Monday 21 May 2012

A Tale of Two Donalds

It’s a week since I posted a comment on Donald Clark’s blog, but comments there require moderation, and so far, at least, Donald hasn’t published my comment. As I mentioned it in my last post here, this is what I said:

Insightful critique, Donald - I found myself nodding enthusiastically at many of your points. But I find your conclusions a tad harsh. The main problem with Kirkpatrick is too many people regard it as "the only game in town", when it is one (just one) of a range of models and tools that have their place in different situations.

Brinkerhoff's Success Case Method (for example) is brilliant, but I wouldn't recommend it for every situation. The same with Kirkpatrick. I don't think we have to dismiss it altogether, just put it in the toolbox alongside all the other options. And I'm not convinced we need a single new all-embracing model to replace it (not sure you are advocating that, but that's one reading of an "overhaul").

Further discussion of situational approaches here: http://www.airthrey.com/papers.htm

On checking back to Donald’s blog, I found he posted an even more devastating critique of Kirkpatrick, back in 2006 – Donald Talks Bollocks! Perhaps Donald Clark’s views have moderated a little since then? I think the problem is too many people are looking at evaluation through the prism of Kirkpatrick, and perhaps that means they need the jolt of this sort of polemic.

Further thoughts:

1. "Happy sheets" shouldn’t be primarily to test how happy learners were: they are a simple quality test, an opportunity to check that the basics of a learning initiative are working – e.g., the trainer is effective, the course materials are relevant and comprehensible, etc.

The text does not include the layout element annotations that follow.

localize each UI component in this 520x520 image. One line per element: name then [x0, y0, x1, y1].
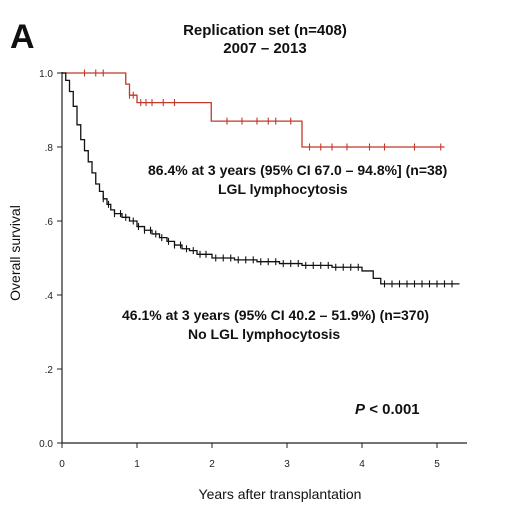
km-curve-lgl-lymphocytosis [62, 72, 445, 148]
p-value-symbol: P [355, 401, 366, 418]
y-tick-label: .8 [45, 143, 54, 154]
panel-letter: A [10, 18, 35, 56]
annotation-no-lgl-stat: 46.1% at 3 years (95% CI 40.2 – 51.9%) (… [122, 307, 430, 323]
x-axis-label: Years after transplantation [198, 486, 362, 502]
x-tick-label: 1 [134, 459, 140, 470]
x-tick-label: 4 [359, 459, 365, 470]
y-tick-label: .6 [45, 217, 54, 228]
y-tick-label: 0.0 [39, 439, 53, 450]
annotation-no-lgl-label: No LGL lymphocytosis [188, 326, 341, 342]
x-tick-label: 3 [284, 459, 290, 470]
chart-title-line-1: Replication set (n=408) [183, 22, 347, 39]
x-tick-label: 0 [59, 459, 65, 470]
p-value-annotation: P < 0.001 [355, 401, 420, 418]
y-tick-label: .2 [45, 365, 54, 376]
annotation-lgl-label: LGL lymphocytosis [218, 181, 348, 197]
p-value-text: < 0.001 [369, 401, 420, 418]
x-tick-label: 2 [209, 459, 215, 470]
chart-title-line-2: 2007 – 2013 [223, 40, 307, 57]
annotation-lgl-stat: 86.4% at 3 years (95% CI 67.0 – 94.8%] (… [148, 162, 448, 178]
km-curve-no-lgl-lymphocytosis [62, 72, 460, 285]
x-tick-label: 5 [434, 459, 440, 470]
y-tick-label: .4 [45, 291, 54, 302]
y-axis-label: Overall survival [7, 205, 23, 301]
y-tick-label: 1.0 [39, 69, 53, 80]
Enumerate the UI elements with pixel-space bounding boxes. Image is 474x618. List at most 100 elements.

I realise this example is specific to a training course – arguably the sort of application where Kirkpatrick works best.

2. I don’t agree that Kirkpatrick asks “all the wrong questions”, but I think there are plenty of other questions, and many situations where other questions are more pertinent.
3. I don’t want to seem like an apologist for Kirkpatrick, but I think his model still has its place, as long as it’s deliberately selected as the most relevant model, as an informed choice over other models. It would rarely be my first preference, but I can still see it can work for some of the people some of the time.